Hingga saat ini, tidak jelas berapa banyak pekerja seks yang dihasilkan setiap tahun dari industri porno online yang sedang meledak. Terlebih, perusahaan swasta yang mendominasi pasar ini ini tak pernah mengungkapkan pendapatannya.

Namun, dalam kasus OnlyFans, gambarnya sedikit lebih jelas. Menurut materi presentasi yang diperoleh Axios pada April, proyeksi pendapatan OnlyFans US$1,2 miliar tahun ini. Diperkirakan, capaian akan meningkat lebih dari dua kali lipat tahun depan, yakni sekitar US$2,5 miliar.  Sementara itu, situs ini mengambil potongan 20 persen dari semua pendapatan yang dihasilkan oleh mereka yang berpenghasilan besar—dalam hal ini disebut creator community.

Sungguh kentara bahwa para pekerja seks memutar roda bisnisnya—bisnis yang menggembung. Sejak awal pandemi, OnlyFans telah berkembang dari 10 juta pengguna terdaftar pada Juli 2019 menjadi lebih dari 150 juta hari ini.

Perusahaan melaporkan tengah dalam proses untuk membayar 1,5 juta "pembuat konten" lebih dari US$5 miliar tahun ini. Tapi untuk rata-rata pekerja seks OnlyFans, sangat sulit untuk mendapatkan beberapa ribu dolar setiap bulan.

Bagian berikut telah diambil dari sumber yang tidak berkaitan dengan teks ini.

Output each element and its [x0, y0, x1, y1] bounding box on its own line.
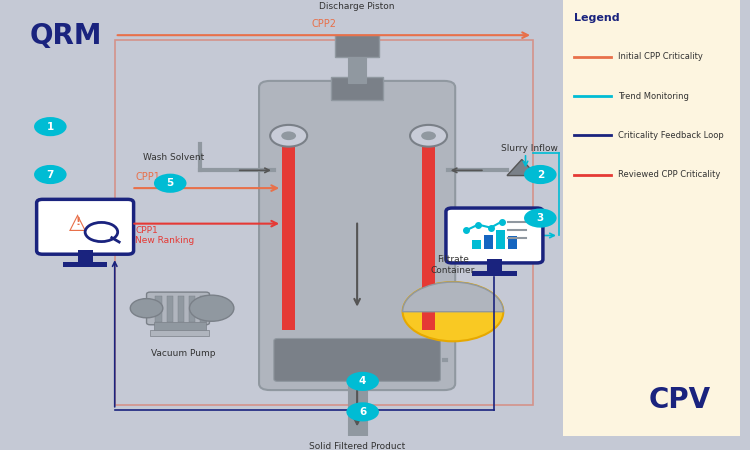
Circle shape: [130, 299, 163, 318]
Circle shape: [346, 402, 379, 422]
Text: Wash Solvent: Wash Solvent: [143, 153, 205, 162]
Text: 1: 1: [46, 122, 54, 131]
Bar: [423, 136, 434, 147]
Bar: [331, 76, 383, 100]
Circle shape: [34, 117, 67, 136]
Text: Trend Monitoring: Trend Monitoring: [618, 92, 689, 101]
Text: Vacuum Pump: Vacuum Pump: [152, 349, 216, 358]
Text: Legend: Legend: [574, 14, 620, 23]
Circle shape: [34, 165, 67, 184]
Bar: [422, 147, 435, 330]
Circle shape: [346, 372, 379, 391]
Bar: [200, 297, 206, 322]
Text: △: △: [69, 212, 86, 232]
Bar: [472, 240, 481, 248]
Text: CPP1: CPP1: [135, 171, 160, 182]
Circle shape: [190, 295, 234, 321]
Circle shape: [410, 125, 447, 147]
Circle shape: [403, 282, 503, 341]
Circle shape: [281, 131, 296, 140]
Wedge shape: [403, 282, 503, 312]
Bar: [487, 259, 502, 273]
Text: 5: 5: [166, 178, 174, 188]
Bar: [154, 322, 206, 331]
Circle shape: [154, 174, 187, 193]
Bar: [189, 297, 196, 322]
Circle shape: [422, 131, 436, 140]
FancyBboxPatch shape: [146, 292, 209, 325]
Circle shape: [524, 165, 556, 184]
Bar: [472, 271, 517, 276]
Bar: [348, 53, 366, 83]
Bar: [0, 0, 562, 436]
Text: 7: 7: [46, 170, 54, 180]
Bar: [496, 230, 505, 248]
Bar: [78, 250, 92, 264]
Text: Initial CPP Criticality: Initial CPP Criticality: [618, 53, 703, 62]
FancyBboxPatch shape: [259, 81, 455, 390]
Bar: [155, 297, 162, 322]
Text: QRM: QRM: [29, 22, 102, 50]
Bar: [335, 35, 380, 57]
Polygon shape: [507, 159, 536, 176]
Bar: [178, 297, 184, 322]
Bar: [282, 147, 296, 330]
Bar: [484, 234, 493, 248]
Text: 2: 2: [537, 170, 544, 180]
Text: 4: 4: [359, 376, 366, 387]
Text: 3: 3: [537, 213, 544, 223]
FancyBboxPatch shape: [446, 208, 543, 263]
Bar: [115, 40, 533, 405]
Text: Discharge Piston: Discharge Piston: [320, 2, 395, 11]
Text: CPP2: CPP2: [311, 18, 336, 29]
Text: Reviewed CPP Criticality: Reviewed CPP Criticality: [618, 170, 721, 179]
Circle shape: [524, 208, 556, 228]
Bar: [63, 262, 107, 267]
FancyBboxPatch shape: [37, 199, 134, 254]
FancyBboxPatch shape: [274, 338, 440, 381]
Text: Filtrate
Container: Filtrate Container: [430, 255, 476, 274]
Text: Slurry Inflow: Slurry Inflow: [501, 144, 558, 153]
Text: 6: 6: [359, 407, 366, 417]
Text: CPV: CPV: [649, 386, 710, 414]
Bar: [166, 297, 173, 322]
Text: CPP1
New Ranking: CPP1 New Ranking: [135, 226, 194, 245]
Text: Criticality Feedback Loop: Criticality Feedback Loop: [618, 131, 724, 140]
Text: Solid Filtered Product: Solid Filtered Product: [309, 442, 405, 450]
Circle shape: [270, 125, 308, 147]
Bar: [347, 381, 367, 436]
Bar: [508, 236, 517, 248]
Text: !: !: [75, 217, 80, 227]
Bar: [562, 0, 740, 436]
Bar: [150, 330, 209, 336]
Bar: [283, 136, 295, 147]
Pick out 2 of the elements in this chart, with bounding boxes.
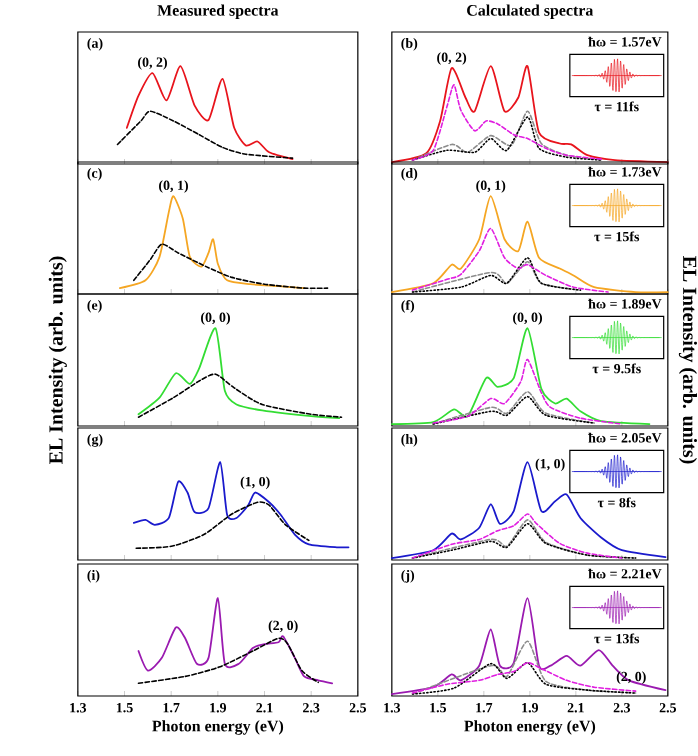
y-axis-title: EL Intensity (arb. units) (678, 255, 698, 464)
y-axis-title: EL Intensity (arb. units) (48, 256, 67, 464)
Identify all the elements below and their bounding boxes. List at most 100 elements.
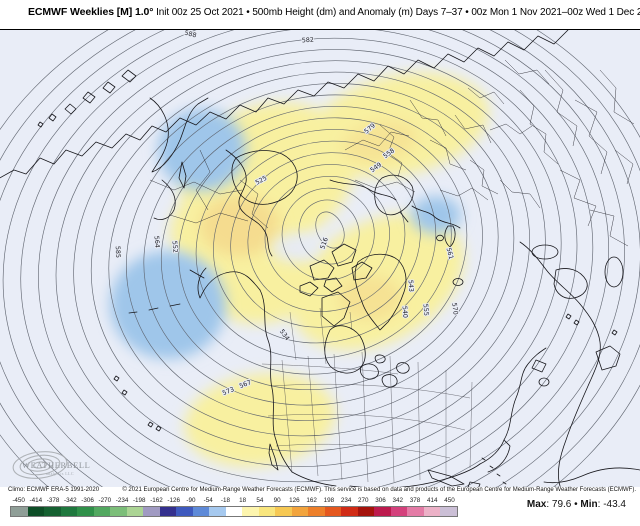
colorbar-tick: 234 bbox=[340, 497, 352, 504]
contour-label: 543 bbox=[407, 280, 415, 292]
contour-line bbox=[247, 164, 406, 312]
colorbar-tick: 450 bbox=[444, 497, 455, 504]
contour-line bbox=[264, 175, 390, 297]
positive-anomaly-core bbox=[200, 120, 418, 320]
colorbar-cell bbox=[176, 507, 193, 516]
colorbar-cell bbox=[423, 507, 441, 516]
contour-line bbox=[298, 199, 360, 265]
credit-row: Climo: ECMWF ERA-5 1991-2020 © 2021 Euro… bbox=[8, 487, 636, 497]
colorbar-cell bbox=[159, 507, 177, 516]
colorbar-tick: 378 bbox=[409, 497, 421, 504]
logo-subtext: analytics LLC bbox=[46, 471, 74, 476]
colorbar-scale-labels: -450 -414 -378 -342 -306 -270 -234 -198 -162 -126… bbox=[10, 497, 458, 505]
colorbar-cell bbox=[440, 507, 457, 516]
colorbar-cell bbox=[44, 507, 61, 516]
contour-label: 585 bbox=[114, 246, 121, 258]
map-canvas: 516 525 534 540 543 549 552 555 558 561 564 567 570 5… bbox=[0, 29, 640, 487]
contour-line bbox=[126, 83, 515, 421]
colorbar-tick: 18 bbox=[239, 497, 247, 504]
colorbar-cell bbox=[209, 507, 226, 516]
contour-line bbox=[38, 30, 594, 487]
colorbar-tick: -54 bbox=[203, 497, 213, 504]
colorbar-cell bbox=[27, 507, 45, 516]
colorbar-cell bbox=[126, 507, 144, 516]
colorbar-cell bbox=[60, 507, 78, 516]
contour-label: 582 bbox=[302, 37, 314, 45]
colorbar-cell bbox=[324, 507, 342, 516]
colorbar-cells bbox=[10, 506, 458, 517]
map-title-model: ECMWF Weeklies [M] 1.0° bbox=[28, 6, 154, 18]
colorbar-tick: -414 bbox=[29, 497, 43, 504]
colorbar-cell bbox=[341, 507, 358, 516]
colorbar-cell bbox=[357, 507, 375, 516]
contour-line bbox=[143, 94, 499, 406]
contour-label: 570 bbox=[450, 302, 458, 315]
contour-label: 564 bbox=[152, 236, 160, 249]
country-borders bbox=[149, 59, 635, 247]
colorbar-cell bbox=[143, 507, 160, 516]
anomaly-colorbar: -450 -414 -378 -342 -306 -270 -234 -198 -162 -126… bbox=[10, 497, 458, 517]
colorbar-cell bbox=[11, 507, 28, 516]
colorbar-tick: -342 bbox=[64, 497, 77, 504]
min-value: -43.4 bbox=[603, 499, 626, 510]
contour-line bbox=[213, 140, 437, 344]
contour-line bbox=[160, 106, 483, 390]
colorbar-cell bbox=[77, 507, 94, 516]
contour-label: 588 bbox=[184, 30, 197, 39]
contour-line bbox=[195, 129, 452, 359]
colorbar-tick: -270 bbox=[98, 497, 112, 504]
map-svg: 5165255345405435495525555585615645675705… bbox=[0, 30, 640, 487]
colorbar-cell bbox=[308, 507, 325, 516]
state-borders bbox=[261, 307, 473, 483]
max-value: 79.6 bbox=[551, 499, 572, 510]
colorbar-cell bbox=[192, 507, 210, 516]
colorbar-tick: 198 bbox=[323, 497, 335, 504]
contour-line bbox=[90, 60, 546, 452]
colorbar-cell bbox=[258, 507, 276, 516]
coastlines bbox=[0, 30, 640, 487]
colorbar-tick: -378 bbox=[46, 497, 60, 504]
logo-swirl-icon bbox=[12, 451, 68, 479]
colorbar-tick: 54 bbox=[256, 497, 264, 504]
colorbar-cell bbox=[110, 507, 127, 516]
colorbar-tick: -162 bbox=[150, 497, 163, 504]
colorbar-tick: 414 bbox=[426, 497, 438, 504]
contour-line bbox=[55, 37, 578, 483]
colorbar-cell bbox=[225, 507, 243, 516]
logo-name: WEATHERBELL bbox=[22, 460, 90, 470]
colorbar-tick: -90 bbox=[186, 497, 196, 504]
colorbar-tick: -450 bbox=[12, 497, 25, 504]
contour-label: 552 bbox=[170, 241, 178, 254]
max-min-readout: Max: 79.6 • Min: -43.4 bbox=[526, 499, 626, 510]
contour-line bbox=[230, 152, 421, 328]
colorbar-cell bbox=[275, 507, 292, 516]
contour-line bbox=[315, 211, 345, 249]
contour-label: 540 bbox=[401, 306, 409, 318]
colorbar-cell bbox=[407, 507, 424, 516]
colorbar-tick: -18 bbox=[220, 497, 230, 504]
height-contours bbox=[0, 30, 640, 487]
colorbar-tick: 342 bbox=[392, 497, 404, 504]
contour-label: 555 bbox=[421, 304, 429, 317]
weatherbell-logo: WEATHERBELL analytics LLC bbox=[10, 450, 120, 484]
colorbar-tick: 126 bbox=[289, 497, 300, 504]
colorbar-tick: -234 bbox=[115, 497, 129, 504]
max-label: Max bbox=[526, 499, 547, 510]
climo-note: Climo: ECMWF ERA-5 1991-2020 bbox=[8, 487, 100, 493]
colorbar-tick: -306 bbox=[81, 497, 94, 504]
contour-label: 561 bbox=[445, 247, 455, 260]
contour-line bbox=[2, 30, 625, 487]
colorbar-tick: -198 bbox=[132, 497, 146, 504]
contour-line bbox=[20, 30, 609, 487]
map-title-details: Init 00z 25 Oct 2021 • 500mb Height (dm)… bbox=[153, 7, 640, 18]
colorbar-tick: 90 bbox=[273, 497, 281, 504]
copyright-note: © 2021 European Centre for Medium-Range … bbox=[122, 487, 636, 493]
colorbar-tick: 162 bbox=[306, 497, 317, 504]
colorbar-cell bbox=[390, 507, 408, 516]
colorbar-cell bbox=[242, 507, 259, 516]
contour-line bbox=[108, 71, 530, 437]
colorbar-cell bbox=[374, 507, 391, 516]
min-label: Min bbox=[580, 499, 598, 510]
contour-line bbox=[0, 30, 640, 487]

Sejak didirikan pada 2016, OnlyFans menawarkan tempat aman yang cukup andal bagi pekerja seks. Ketika OnlyFans membuat pengumuman mengejutkan bahwa mereka akan melarang pornografi dari situs tersebut pada 1 Oktober, para pekerja seks merasa dikhianati, bingung dan kehilangan.